Debt Refinancing, 'Banked Cap' Help BOE Avoid Cuts
District also budgets 'best guess' for some state aid for special education expenses.
The Madison Board of Education's tentative 2013-2014 budget would increase the amount raised through local property taxes by 2 percent, including savings the school district realized by refinancing its debt, according to a district budget presentation Tuesday night.
The proposed tax levy for operating expenses—$33,979,228—is up around 2.4 percent from the previous year, an increase of $801,363.
The increase goes beyond the 2 percent cap for the operating budget by using $137,000 in some of the "banked cap" that the district accumulated through waivers approved by the state for circumstances such as increased enrollment.
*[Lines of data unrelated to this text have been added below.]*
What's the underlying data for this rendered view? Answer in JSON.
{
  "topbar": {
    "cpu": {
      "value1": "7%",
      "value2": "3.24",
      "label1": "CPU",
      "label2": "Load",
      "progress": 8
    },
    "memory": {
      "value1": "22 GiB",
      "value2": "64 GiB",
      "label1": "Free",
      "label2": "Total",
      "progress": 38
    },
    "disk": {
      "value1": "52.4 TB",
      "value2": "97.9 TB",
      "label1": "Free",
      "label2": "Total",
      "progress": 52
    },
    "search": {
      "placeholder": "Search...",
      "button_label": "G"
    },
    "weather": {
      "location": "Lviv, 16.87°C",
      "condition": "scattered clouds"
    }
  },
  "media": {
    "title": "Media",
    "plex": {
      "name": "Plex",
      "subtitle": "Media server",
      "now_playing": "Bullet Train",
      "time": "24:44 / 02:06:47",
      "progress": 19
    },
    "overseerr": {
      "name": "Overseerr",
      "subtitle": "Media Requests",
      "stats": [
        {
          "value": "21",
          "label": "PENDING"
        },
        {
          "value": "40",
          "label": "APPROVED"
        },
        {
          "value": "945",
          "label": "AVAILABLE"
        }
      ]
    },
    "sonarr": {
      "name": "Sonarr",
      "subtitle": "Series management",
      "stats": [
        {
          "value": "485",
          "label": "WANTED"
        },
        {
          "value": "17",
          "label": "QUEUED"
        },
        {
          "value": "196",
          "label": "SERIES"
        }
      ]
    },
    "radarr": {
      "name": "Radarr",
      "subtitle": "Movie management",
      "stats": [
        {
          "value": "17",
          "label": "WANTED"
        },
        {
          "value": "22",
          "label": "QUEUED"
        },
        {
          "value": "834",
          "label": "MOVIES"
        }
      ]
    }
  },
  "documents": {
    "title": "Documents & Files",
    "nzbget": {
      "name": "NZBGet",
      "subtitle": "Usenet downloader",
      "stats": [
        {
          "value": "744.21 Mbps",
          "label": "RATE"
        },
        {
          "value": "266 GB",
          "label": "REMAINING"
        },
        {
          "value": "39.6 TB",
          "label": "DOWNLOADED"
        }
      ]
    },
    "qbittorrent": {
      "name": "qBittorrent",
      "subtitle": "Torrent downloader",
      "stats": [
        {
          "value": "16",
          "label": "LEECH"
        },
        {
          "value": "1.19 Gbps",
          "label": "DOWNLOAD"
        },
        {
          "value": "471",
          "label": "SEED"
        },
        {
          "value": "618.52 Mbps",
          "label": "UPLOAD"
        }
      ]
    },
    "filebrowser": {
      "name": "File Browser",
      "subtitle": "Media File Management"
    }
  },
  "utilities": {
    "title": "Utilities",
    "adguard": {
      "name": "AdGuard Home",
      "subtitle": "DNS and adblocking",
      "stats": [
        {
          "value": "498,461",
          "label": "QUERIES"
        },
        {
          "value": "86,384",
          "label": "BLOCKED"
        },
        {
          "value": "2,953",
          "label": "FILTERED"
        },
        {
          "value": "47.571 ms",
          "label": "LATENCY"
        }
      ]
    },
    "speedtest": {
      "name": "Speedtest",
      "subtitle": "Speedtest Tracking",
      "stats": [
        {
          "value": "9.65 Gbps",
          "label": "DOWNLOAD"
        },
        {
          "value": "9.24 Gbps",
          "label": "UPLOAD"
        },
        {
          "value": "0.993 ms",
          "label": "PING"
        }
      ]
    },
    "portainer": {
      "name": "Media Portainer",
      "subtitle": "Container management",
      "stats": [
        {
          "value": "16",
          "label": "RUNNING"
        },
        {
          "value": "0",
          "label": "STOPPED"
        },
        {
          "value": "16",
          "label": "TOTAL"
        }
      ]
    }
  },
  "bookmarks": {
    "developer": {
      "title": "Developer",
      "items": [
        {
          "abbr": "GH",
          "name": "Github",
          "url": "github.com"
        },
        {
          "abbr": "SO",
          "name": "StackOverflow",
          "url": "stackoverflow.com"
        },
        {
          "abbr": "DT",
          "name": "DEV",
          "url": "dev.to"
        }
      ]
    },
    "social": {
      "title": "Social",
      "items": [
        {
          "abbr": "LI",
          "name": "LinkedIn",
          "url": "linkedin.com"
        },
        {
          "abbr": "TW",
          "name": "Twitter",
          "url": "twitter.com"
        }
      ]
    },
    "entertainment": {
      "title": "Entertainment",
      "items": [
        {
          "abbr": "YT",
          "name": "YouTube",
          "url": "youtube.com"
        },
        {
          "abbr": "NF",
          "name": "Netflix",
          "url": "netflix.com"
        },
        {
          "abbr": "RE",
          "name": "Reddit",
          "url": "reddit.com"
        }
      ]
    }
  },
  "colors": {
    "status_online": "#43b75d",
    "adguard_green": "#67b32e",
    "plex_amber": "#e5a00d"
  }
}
Meanwhile, the tax levy for debt service—$2,425,545—is down $87,544 over the previous year, a decrease of around 3.5 percent, partly because the district refinanced its debt.
The district also is budgeting a "best guess" of $103,000 in extraordinary aid from the state for special education students whose education costs exceed $55,000 a year.
District business administrator Gary Lane said he is not comfortable doing that because the amount varies each year depending on the number of students and their needs, and generally is not used to "prop up" the revenue side of the budget, but it was done this year because the budget was tight.
The budget includes funding for several capital and maintenance reserve projects:
- $507,000 for a roofing project at Torey J. Sabatini School
- $44,000 for new security upgrades
- $175,000 for the Kings Road School retaining wall
- $221,000 for windows at Madison High School
The district estimates a homeowner with property assessed at $659,938 would pay $139.15 more in school taxes, according to a presentation given by Lane at a budget forum Tuesday night.
A public hearing and final vote on the budget is scheduled for 7:30 p.m. on Wednesday, March 27.